Let me preface this post by saying I am not an expert but I am a stickler for lists and project planning. I spent many many years as a project management professional and although it was hard for me to really "plan" and "research" my illness, I have found that I was lucky enough to just do it without thinking. It is the way I am. I have goals and plans and I try to meet them - but with breast cancer, you are truly not in control. The best you can do is try to think about these quick, simple "rules" to start your new life as a part of the club you never, ever want to join.
My quick rules I made into a instagram are posted above but once I put the pen to paper (so to speak), I made some adjustments. My updated tips are here:
1a) If you are diagnosed on the phone (as I was) try to arrange an appointment immediately with a trusted doctor (for me, it was my gynecologist, for you it might be your primary care physician). It was extremely helpful for me to have information from my doctor and I wound up using the information given to me to ultimately pick my treatment hospital.
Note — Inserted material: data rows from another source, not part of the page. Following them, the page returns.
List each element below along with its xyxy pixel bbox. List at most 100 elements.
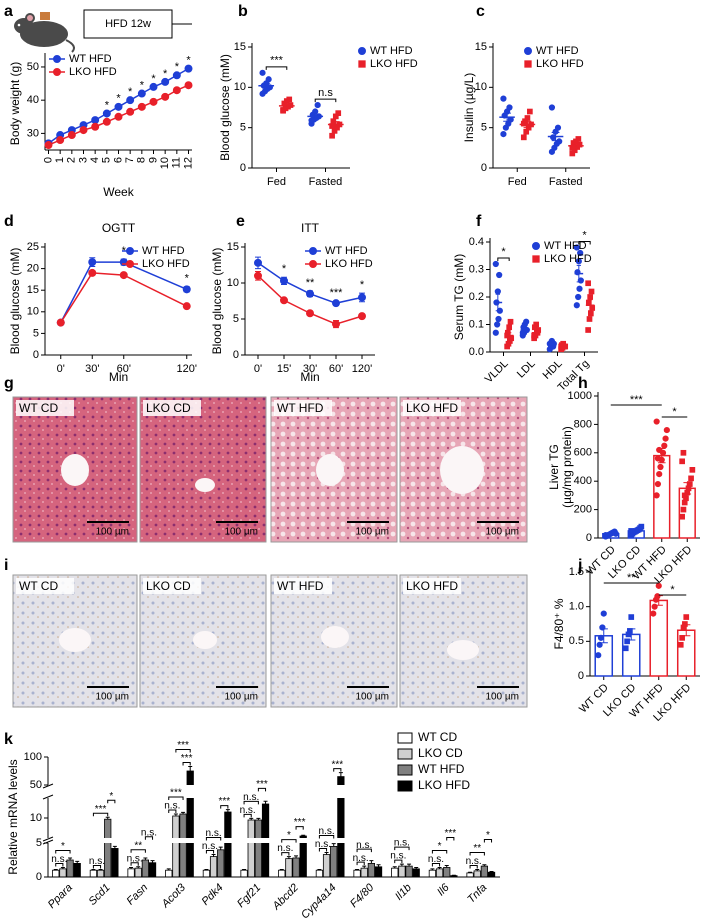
x-axis-title: Week bbox=[103, 185, 134, 199]
bar bbox=[148, 862, 157, 878]
error-bar bbox=[503, 112, 511, 122]
data-point bbox=[600, 610, 607, 617]
data-point bbox=[677, 641, 684, 648]
significance: * bbox=[151, 73, 156, 85]
error-bar bbox=[355, 869, 360, 871]
y-tick-label: 100 bbox=[24, 751, 42, 763]
significance: * bbox=[185, 273, 190, 285]
data-point bbox=[500, 131, 507, 138]
legend-label: WT HFD bbox=[325, 245, 368, 257]
x-tick-label: 12 bbox=[182, 157, 194, 169]
significance: n.s. bbox=[315, 839, 331, 850]
scale-label: 100 µm bbox=[485, 692, 519, 703]
data-point bbox=[102, 109, 111, 118]
x-tick-label: 30' bbox=[303, 363, 317, 375]
data-point bbox=[182, 285, 191, 294]
x-tick-label: 0' bbox=[57, 363, 65, 375]
y-tick-label: 15 bbox=[227, 241, 239, 253]
data-point bbox=[548, 104, 556, 111]
data-point bbox=[683, 614, 690, 620]
y-tick-label: 5 bbox=[233, 313, 239, 325]
legend-label: WT HFD bbox=[142, 245, 185, 257]
bracket bbox=[578, 241, 591, 245]
legend-marker bbox=[53, 55, 61, 63]
error-bar bbox=[437, 866, 442, 869]
data-point bbox=[88, 268, 97, 277]
label-bg bbox=[403, 400, 461, 416]
data-point bbox=[586, 316, 593, 322]
panel-label: i bbox=[4, 557, 8, 574]
significance: *** bbox=[95, 804, 107, 815]
y-tick-label: 600 bbox=[574, 447, 592, 459]
data-point bbox=[149, 82, 158, 91]
vessel bbox=[59, 628, 91, 652]
error-bar bbox=[150, 860, 155, 863]
data-point bbox=[172, 71, 181, 80]
bracket bbox=[130, 849, 146, 853]
error-bar bbox=[129, 866, 134, 869]
error-bar bbox=[551, 132, 560, 142]
error-bar bbox=[181, 811, 186, 814]
x-tick-label: 30' bbox=[85, 363, 99, 375]
significance: *** bbox=[444, 828, 456, 839]
error-bar bbox=[105, 816, 110, 820]
error-bar bbox=[324, 852, 329, 855]
bar bbox=[473, 870, 481, 878]
y-tick-label: 5 bbox=[481, 122, 487, 134]
panel-label: e bbox=[236, 213, 245, 230]
significance: * bbox=[582, 229, 587, 241]
significance: * bbox=[486, 830, 490, 841]
data-point bbox=[575, 136, 582, 142]
bar bbox=[240, 869, 248, 878]
data-point bbox=[91, 116, 100, 125]
y-tick-label: 40 bbox=[27, 94, 39, 106]
significance: * bbox=[672, 406, 677, 418]
y-tick-label: 15 bbox=[234, 41, 246, 53]
error-bar bbox=[60, 866, 65, 869]
bracket bbox=[469, 865, 478, 869]
legend-marker bbox=[309, 260, 317, 268]
significance: *** bbox=[294, 817, 306, 828]
data-point bbox=[650, 610, 657, 617]
vessel bbox=[440, 446, 484, 494]
x-tick-label: 11 bbox=[171, 157, 183, 168]
bar bbox=[59, 868, 67, 878]
bar bbox=[360, 867, 368, 878]
bracket bbox=[394, 846, 410, 851]
legend-label: LKO HFD bbox=[142, 258, 190, 270]
panel-label: c bbox=[476, 3, 485, 20]
data-point bbox=[161, 92, 170, 101]
error-bar bbox=[627, 628, 636, 641]
bracket bbox=[446, 836, 455, 841]
significance: n.s. bbox=[319, 826, 335, 837]
bracket bbox=[431, 862, 441, 867]
error-bar bbox=[407, 863, 412, 867]
error-bar bbox=[262, 82, 271, 89]
bar bbox=[412, 868, 420, 878]
image-label: LKO CD bbox=[146, 579, 191, 593]
vessel bbox=[193, 631, 217, 649]
x-tick-label: 120' bbox=[177, 363, 197, 375]
panel-label: d bbox=[4, 213, 14, 230]
data-point bbox=[682, 621, 688, 627]
y-axis-title: Relative mRNA levels bbox=[6, 759, 20, 874]
error-bar bbox=[279, 869, 284, 871]
axis-break bbox=[42, 838, 500, 843]
bracket bbox=[265, 66, 288, 70]
micrograph bbox=[139, 396, 267, 543]
data-point bbox=[335, 110, 342, 116]
y-axis-title: (µg/mg protein) bbox=[560, 426, 574, 508]
data-point bbox=[638, 523, 645, 530]
bar bbox=[111, 848, 119, 878]
x-tick-label: 4 bbox=[89, 157, 101, 163]
bar bbox=[278, 869, 286, 878]
data-point bbox=[628, 614, 635, 620]
data-point bbox=[102, 117, 111, 126]
x-tick-label: Ppara bbox=[46, 882, 75, 911]
data-point bbox=[44, 141, 53, 150]
error-bar bbox=[657, 448, 666, 464]
bracket bbox=[318, 848, 328, 852]
x-tick-label: Fed bbox=[508, 176, 527, 188]
data-point bbox=[56, 318, 65, 327]
significance: *** bbox=[177, 740, 189, 751]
1b) If you are told in person, try to have a family member or trusted friend at the appointment (even if via cell phone speaker phone, if need be) to help you take notes, ask questions and just absorb the information. Whether you are prepared for the information in advance (like I was) or it comes out of left field, you will be spiraling in your mind, which makes it hard to really understand what is being said or what you should ask.
2) If you can find a fellow person who has been through the process, either in real life or online, connect with them and see if it is okay for them to be your guide through it. As much as family, friends, doctors and nurses are awesome they just do not get it unless they have been through it themselves.
3) Have an open mind when you are meeting with doctors and hospitals - my original plan was to stay local. I was quite adamant about this despite being a stones throw away from world renowned cancer centers and ultimately chose to be treated at Memorial Sloan Kettering - (for more on my decision read --> managing-diagnosis-from-super-woman-to-cancer-patient-in-two-seconds-flat.html and managing-diagnosis-part-2-superwoman-to-cancer-patient.html). For you, make sure you are comfortable with the doctor and facility as much as you can be and also trust your gut instinct. I had many many hospitals to chose from being so close to NYC but after I met my surgeon at Sloan, I knew it was the place for me. Everyone there treated me like Lisa - they loved me even those who didn't love me I just felt loved and cared for every visit.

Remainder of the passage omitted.